Locating and measuring marine aquaculture production from space: a computer vision approach in the French Mediterranean

TL;DR

This study trains a computer vision model to identify marine aquaculture cages from aerial and satellite imagery, and generates a spatially explicit dataset of finfish production locations in the French Mediterranean from 2000-2021 that includes 4,010 cages (69m2 average cage area).

Abstract

Aquaculture production -- the cultivation of aquatic plants and animals -- has grown rapidly since the 1990s, but sparse, self-reported and aggregate production data limits the effective understanding and monitoring of the industry's trends and potential risks. Building on a manual survey of aquaculture production from remote sensing imagery, we train a computer vision model to identify marine aquaculture cages from aerial and satellite imagery, and generate a spatially explicit dataset of finfish production locations in the French Mediterranean from 2000-2021 that includes 4,010 cages (69m2 average cage area).
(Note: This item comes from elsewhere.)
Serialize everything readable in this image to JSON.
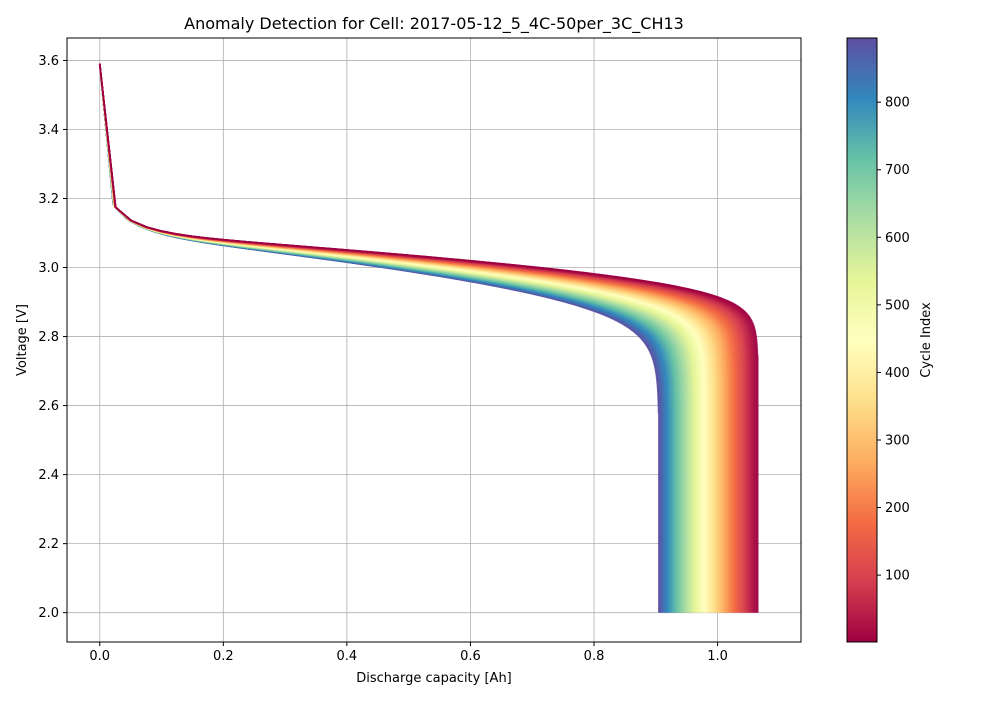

We demonstrate the value of our method as an easily adaptable, cost-effective approach that can improve the speed and reliability of aquaculture surveys, and enables downstream analyses relevant to researchers and regulators. We illustrate its use to compute independent estimates of production, and develop a flexible framework to quantify uncertainty in these estimates. Overall, our study presents an efficient, scalable and highly adaptable method for monitoring aquaculture production from remote sensing imagery.

Figures (13)

• Figure 1: Example detections of aquaculture cages. Detections of surface square (pink) and circular (red) aquaculture cages identified by our object detection model on aerial imagery of the French Mediterranean. Imagery: Institut national de l'information géographique et forestière (IGN)
• Figure 2: Performance on the French Mediterranean coast. We measure our method's performance in terms of precision and recall at the cage level. The dark line reflects performance of the overall methodology (i.e., the object detection model in addition to the removal of land-based detections, and cage clustering), whereas lighter lines reflect the standalone performance of the object detection model without these sequential post-processing steps. Recall is virtually unchanged across the detection model and post-processing steps.
• Figure 3: Marine finfish aquaculture production locations in the French Mediterranean. Red points indicate the known locations found by trujillo_fish_2012 in their manual survey of 2002-2010 Google Earth. Blue points indicate cage clusters detected by our model during 2000-2021 that are at least one kilometer away from these known locations.
• Figure 4: Predictions for a cluster of cages in the French Mediterranean over time. Imagery: Institut national de l'information géographique et forestière (IGN)
• Figure 5: Marine finfish aquaculture tonnage in the French Mediterranean over time. Model estimates reflect annualized tonnage computed from the area of our predicted cages, with error bars reflecting bootstrap standard errors that incorporate uncertainty in the aerial imagery, in model performance and in the tonnage production factors. Human-in-the-loop (HITL) estimates reflect annualized tonnage computed from the area of annotated cages, with error bars reflecting bootstrap standard errors that incorporate uncertainty in the aerial imagery and in the tonnage production factors. Food and Agriculture Organization (FAO) data reflects average annual production reported to FAO during the period, with error bars reflecting the standard deviation of these values. We include estimates of annualized production that account for the fact that aerial imagery is at times unavailable for some locations.